Teen chooses not to testify at his trial in uncle's killing
By Wire services
Published March 5, 2004
PENSACOLA - A teenager who says he fatally stabbed his uncle in self-defense chose not to testify Thursday at his murder trial, which will go to the jury after closing arguments today.
The defense rested its case after introducing evidence designed to show that Daniel Carter, 16, was a victim of child abuse at the hands of his uncle, Jack Carter, 46, of Navarre, and that the youth used lethal force only to protect himself on the night of June 16, 2002.
Daniel is accused by prosecutors of premeditated first-degree murder and would receive an automatic sentence of life in prison without parole if convicted as charged.
The boy, who was then 15, said his uncle broke through his bedroom door at his mother's home in the nearby Beulah community in a drunken and drug-induced rage, hit and kicked him and threatened to tie him up and castrate him.
Although Daniel did not testify, jurors Wednesday heard him say, in a taped interview with investigators a day after the killing, that he never intended to kill his uncle.
"I just wanted him to stop, and he wouldn't," Daniel said on the tape. "If I had known that I would have killed him, I would have just let him beat me."

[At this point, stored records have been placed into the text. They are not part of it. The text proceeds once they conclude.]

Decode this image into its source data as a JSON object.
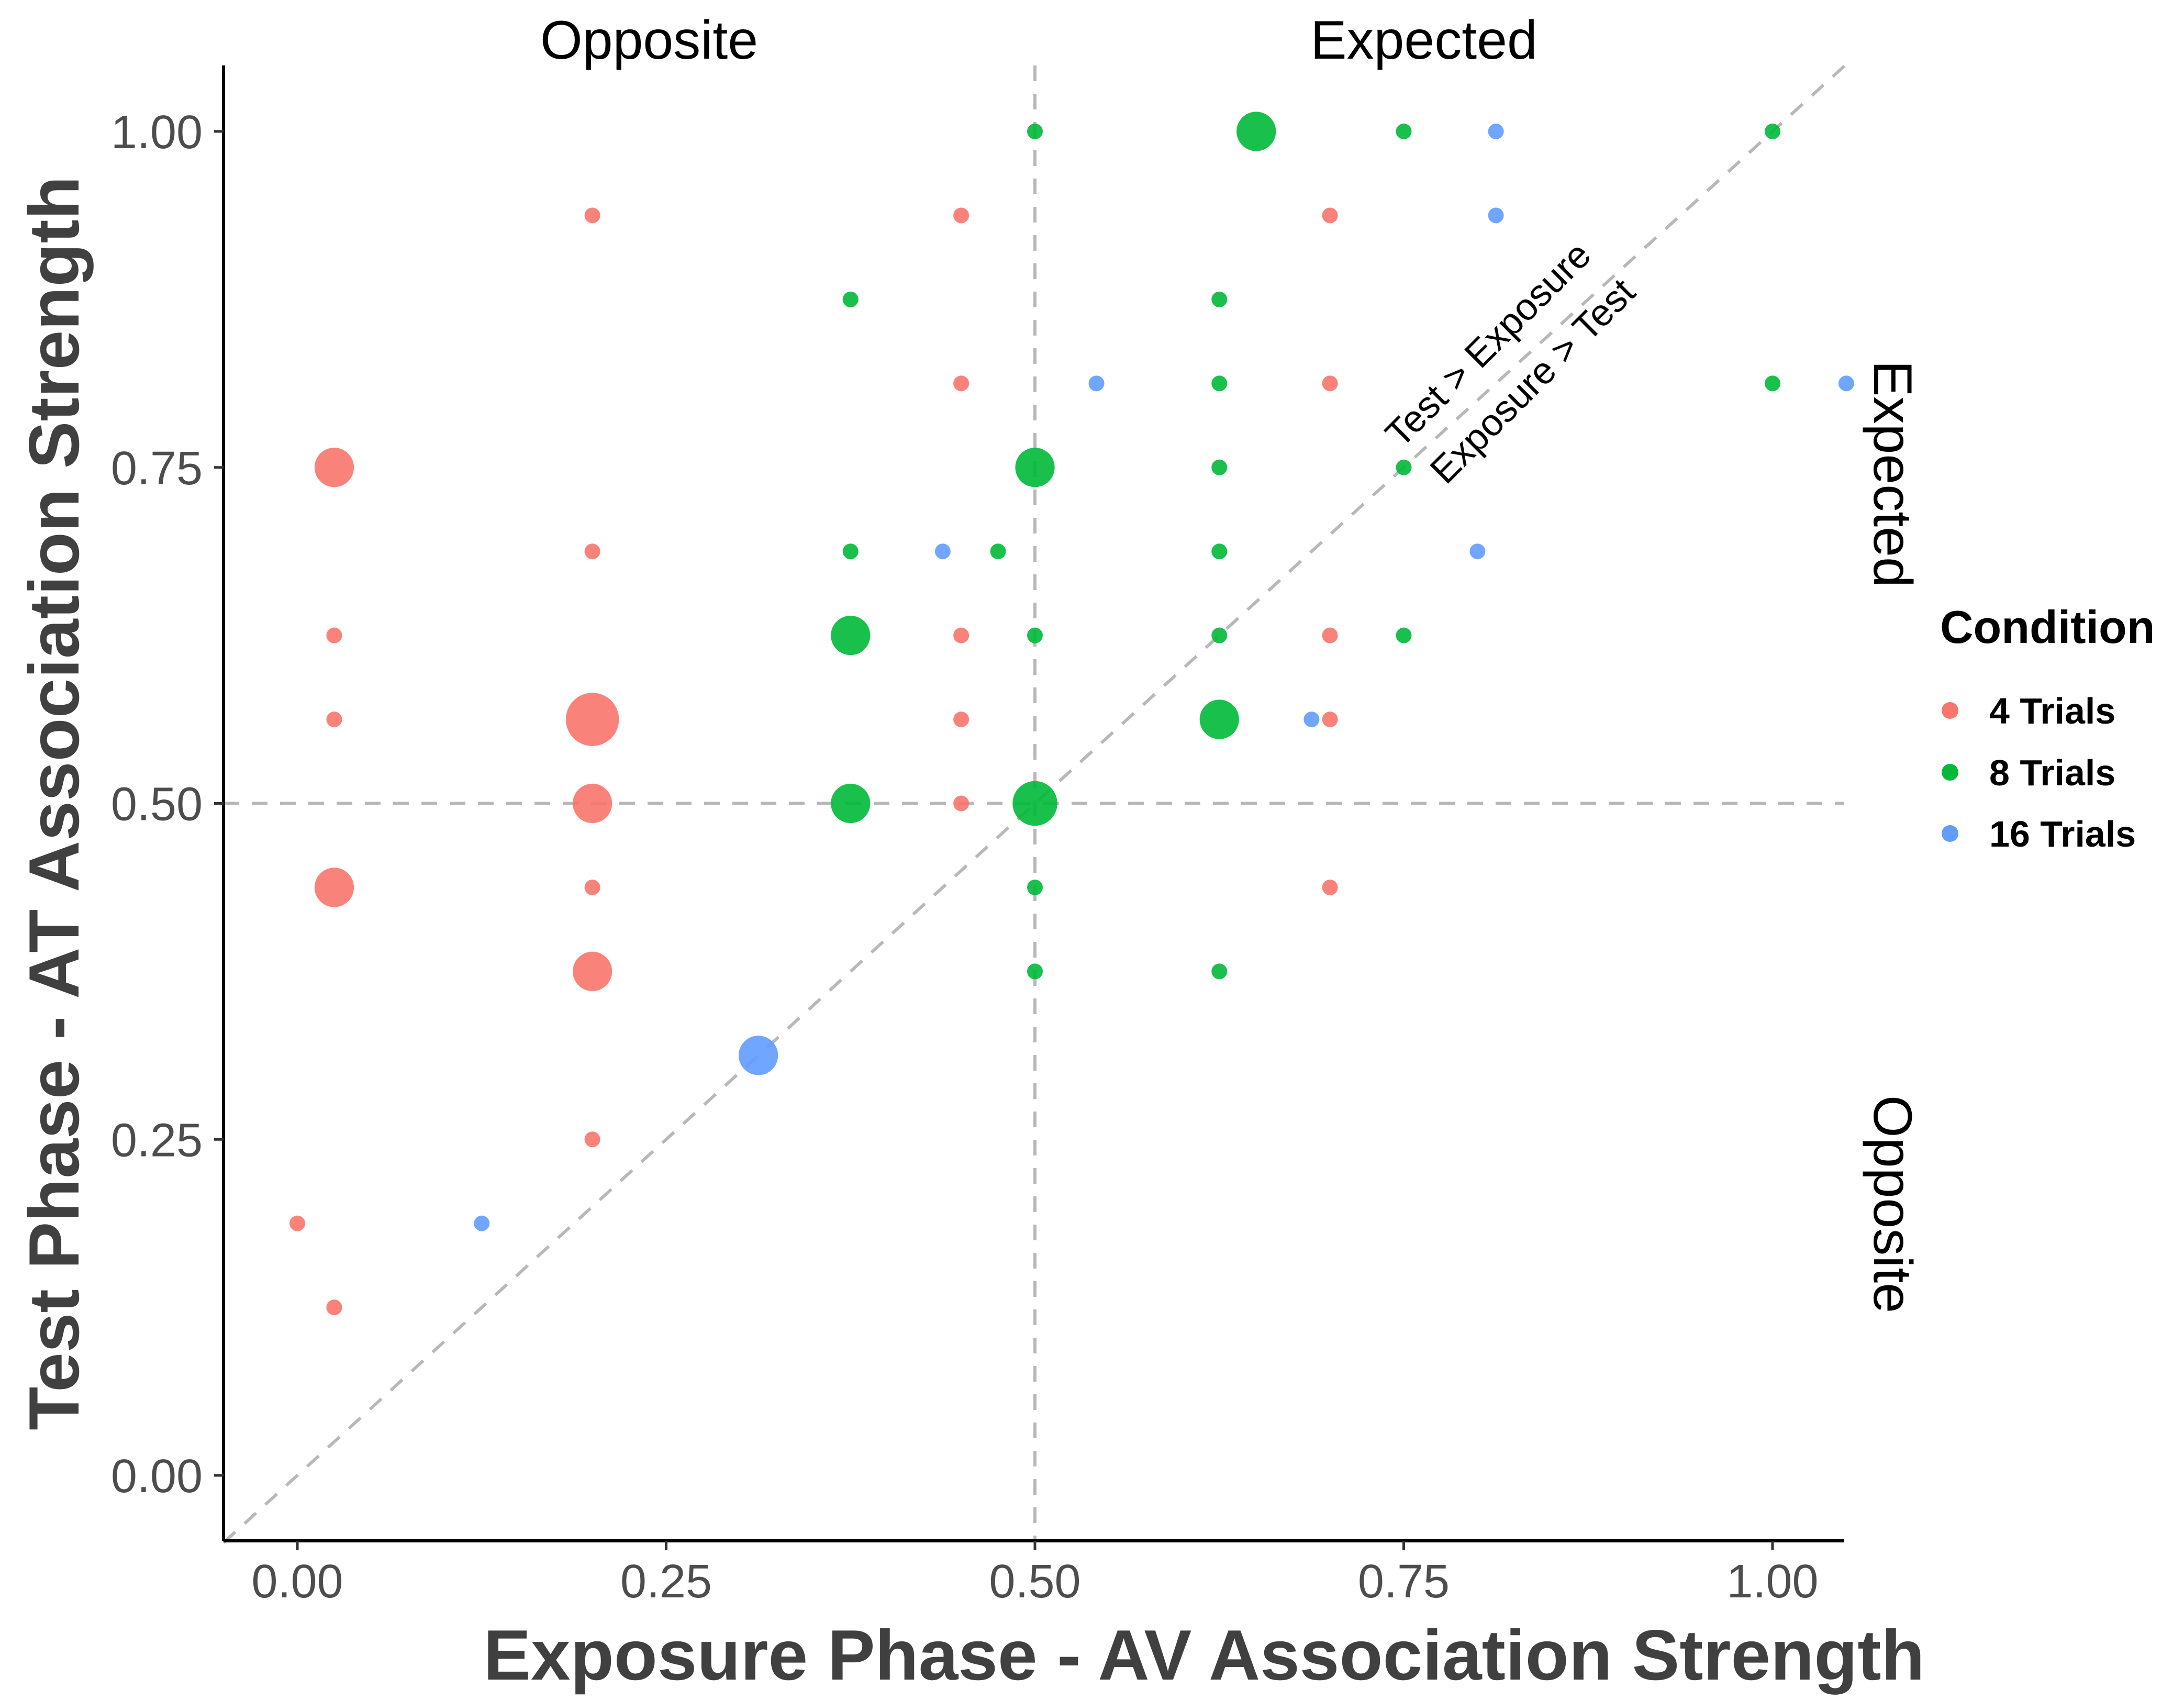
{
  "chart_data": {
    "type": "scatter",
    "title": "",
    "xlabel": "Exposure Phase - AV Association Strength",
    "ylabel": "Test Phase - AT Association Strength",
    "xlim": [
      -0.1,
      1.05
    ],
    "ylim": [
      -0.05,
      1.05
    ],
    "x_ticks": [
      "0.00",
      "0.25",
      "0.50",
      "0.75",
      "1.00"
    ],
    "y_ticks": [
      "0.00",
      "0.25",
      "0.50",
      "0.75",
      "1.00"
    ],
    "x_tick_values": [
      0,
      0.25,
      0.5,
      0.75,
      1.0
    ],
    "y_tick_values": [
      0,
      0.25,
      0.5,
      0.75,
      1.0
    ],
    "reference_lines": {
      "vertical_x": 0.5,
      "horizontal_y": 0.5,
      "diagonal": "y = x"
    },
    "top_labels": [
      "Opposite",
      "Expected"
    ],
    "right_labels": [
      "Expected",
      "Opposite"
    ],
    "diagonal_labels": [
      "Test > Exposure",
      "Exposure > Test"
    ],
    "legend": {
      "title": "Condition",
      "position": "right",
      "entries": [
        {
          "label": "4 Trials",
          "color": "#F8766D"
        },
        {
          "label": "8 Trials",
          "color": "#00BA38"
        },
        {
          "label": "16 Trials",
          "color": "#619CFF"
        }
      ]
    },
    "series": [
      {
        "name": "4 Trials",
        "color": "#F8766D",
        "points": [
          {
            "x": 0.2,
            "y": 0.9375,
            "n": 1
          },
          {
            "x": 0.45,
            "y": 0.9375,
            "n": 1
          },
          {
            "x": 0.7,
            "y": 0.9375,
            "n": 1
          },
          {
            "x": 0.45,
            "y": 0.8125,
            "n": 1
          },
          {
            "x": 0.7,
            "y": 0.8125,
            "n": 1
          },
          {
            "x": 0.025,
            "y": 0.75,
            "n": 3
          },
          {
            "x": 0.2,
            "y": 0.6875,
            "n": 1
          },
          {
            "x": 0.025,
            "y": 0.625,
            "n": 1
          },
          {
            "x": 0.45,
            "y": 0.625,
            "n": 1
          },
          {
            "x": 0.7,
            "y": 0.625,
            "n": 1
          },
          {
            "x": 0.025,
            "y": 0.5625,
            "n": 1
          },
          {
            "x": 0.2,
            "y": 0.5625,
            "n": 6
          },
          {
            "x": 0.45,
            "y": 0.5625,
            "n": 1
          },
          {
            "x": 0.7,
            "y": 0.5625,
            "n": 1
          },
          {
            "x": 0.2,
            "y": 0.5,
            "n": 3
          },
          {
            "x": 0.45,
            "y": 0.5,
            "n": 1
          },
          {
            "x": 0.025,
            "y": 0.4375,
            "n": 3
          },
          {
            "x": 0.2,
            "y": 0.4375,
            "n": 1
          },
          {
            "x": 0.7,
            "y": 0.4375,
            "n": 1
          },
          {
            "x": 0.2,
            "y": 0.375,
            "n": 3
          },
          {
            "x": 0.2,
            "y": 0.25,
            "n": 1
          },
          {
            "x": 0.0,
            "y": 0.1875,
            "n": 1
          },
          {
            "x": 0.025,
            "y": 0.125,
            "n": 1
          }
        ]
      },
      {
        "name": "8 Trials",
        "color": "#00BA38",
        "points": [
          {
            "x": 0.5,
            "y": 1.0,
            "n": 1
          },
          {
            "x": 0.65,
            "y": 1.0,
            "n": 3
          },
          {
            "x": 0.75,
            "y": 1.0,
            "n": 1
          },
          {
            "x": 1.0,
            "y": 1.0,
            "n": 1
          },
          {
            "x": 0.375,
            "y": 0.875,
            "n": 1
          },
          {
            "x": 0.625,
            "y": 0.875,
            "n": 1
          },
          {
            "x": 0.625,
            "y": 0.8125,
            "n": 1
          },
          {
            "x": 1.0,
            "y": 0.8125,
            "n": 1
          },
          {
            "x": 0.5,
            "y": 0.75,
            "n": 3
          },
          {
            "x": 0.625,
            "y": 0.75,
            "n": 1
          },
          {
            "x": 0.75,
            "y": 0.75,
            "n": 1
          },
          {
            "x": 0.375,
            "y": 0.6875,
            "n": 1
          },
          {
            "x": 0.475,
            "y": 0.6875,
            "n": 1
          },
          {
            "x": 0.625,
            "y": 0.6875,
            "n": 1
          },
          {
            "x": 0.375,
            "y": 0.625,
            "n": 3
          },
          {
            "x": 0.5,
            "y": 0.625,
            "n": 1
          },
          {
            "x": 0.625,
            "y": 0.625,
            "n": 1
          },
          {
            "x": 0.75,
            "y": 0.625,
            "n": 1
          },
          {
            "x": 0.625,
            "y": 0.5625,
            "n": 3
          },
          {
            "x": 0.375,
            "y": 0.5,
            "n": 3
          },
          {
            "x": 0.5,
            "y": 0.5,
            "n": 4
          },
          {
            "x": 0.5,
            "y": 0.4375,
            "n": 1
          },
          {
            "x": 0.5,
            "y": 0.375,
            "n": 1
          },
          {
            "x": 0.625,
            "y": 0.375,
            "n": 1
          }
        ]
      },
      {
        "name": "16 Trials",
        "color": "#619CFF",
        "points": [
          {
            "x": 0.8125,
            "y": 1.0,
            "n": 1
          },
          {
            "x": 0.8125,
            "y": 0.9375,
            "n": 1
          },
          {
            "x": 0.5417,
            "y": 0.8125,
            "n": 1
          },
          {
            "x": 1.05,
            "y": 0.8125,
            "n": 1
          },
          {
            "x": 0.4375,
            "y": 0.6875,
            "n": 1
          },
          {
            "x": 0.8,
            "y": 0.6875,
            "n": 1
          },
          {
            "x": 0.6875,
            "y": 0.5625,
            "n": 1
          },
          {
            "x": 0.3125,
            "y": 0.3125,
            "n": 3
          },
          {
            "x": 0.125,
            "y": 0.1875,
            "n": 1
          }
        ]
      }
    ]
  }
}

Tom Brame, program coordinator for the 1st Circuit Juvenile Assessment Center, testified that after the killing Daniel had a cut on his hand that was stitched up and welts on his neck that appeared to be finger marks.
"He seemed to be sleepy and traumatized," Brame said. "He did not appear angry. ... He appeared to be pretty glazed over."
His testimony was introduced to rebut an Escambia County sheriff's investigator who told jurors Daniel didn't seem too scared during questioning but did appear angry because his uncle had broken his television set, stereo and video game equipment.
Circuit Judge Terry Terrell agreed with prosecutors and blocked another uncle, Dave Carter of Tyler, Texas, from testifying that his late brother had a violent streak and severely beat his dogs. He was allowed, however, to tell the jury that their mother often beat her children, including Jack Carter, to discipline them.
"That's the only thing he knew," Dave Carter testified.